A task to clean up a lance dataset, removing files that are no longer needed.

Currently we try and be rather conservative about what we delete.

The following types of files may be deleted by the cleanup function:

  • Old manifest files - If a manifest file is older than the threshold and is not the latest manifest then it will be deleted.
  • Unreferenced data files - If a data file is not referenced by any fragment in a valid manifest file then it will be deleted.
  • Unreferenced delete files - If a delete file is not referenced by any fragment in a valid manifest file then it will be deleted.
  • Unreferenced index files - If an index file is not referenced by any valid manifest file then it will be deleted.

It is also difficult to distinguish between a data/tx/idx file which was leftover from an abandoned transaction and a data file which is part of an ongoing operation (both will look like unreferenced data files).

If the file is referenced by at least one manifest (even if that manifest is old and being deleted) then we assume it is not part of an ongoing operation and can be safely deleted.
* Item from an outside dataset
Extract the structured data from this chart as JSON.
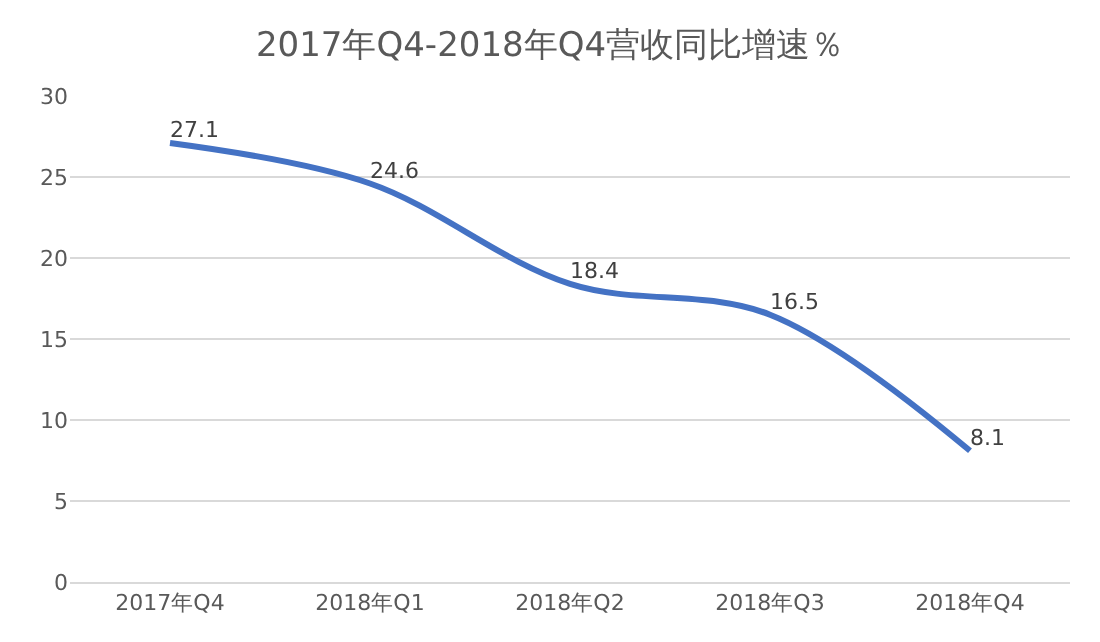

If the data is not referenced by any manifest then we look at the age of the file. If the file is at least 7 days old then we assume it is probably not part of any ongoing operation and we will delete it.

Otherwise we will leave the file unless delete_unverified is set to true. (which should only be done if the caller can guarantee there are no updates happening at the same time)

Structs§

CleanupPolicy
CleanupPolicyBuilder
RemovalStats

Functions§

auto_cleanup_hook
If the dataset config has lance.auto_cleanup parameters set, this function automatically calls dataset.cleanup_old_versions every lance.auto_cleanup.interval versions. This function calls dataset.cleanup_old_versions with lance.auto_cleanup.older_than for older_than and Some(false) for both delete_unverified and error_if_tagged_old_versions.
build_cleanup_policy
cleanup_cascade_branch
This is trigger when a parent branch is cleaning and clean_referenced_branches is set as true For cascade branches, some cleanup parameters need be overridden.
cleanup_old_versions
Deletes old versions of a dataset, removing files that are no longer needed.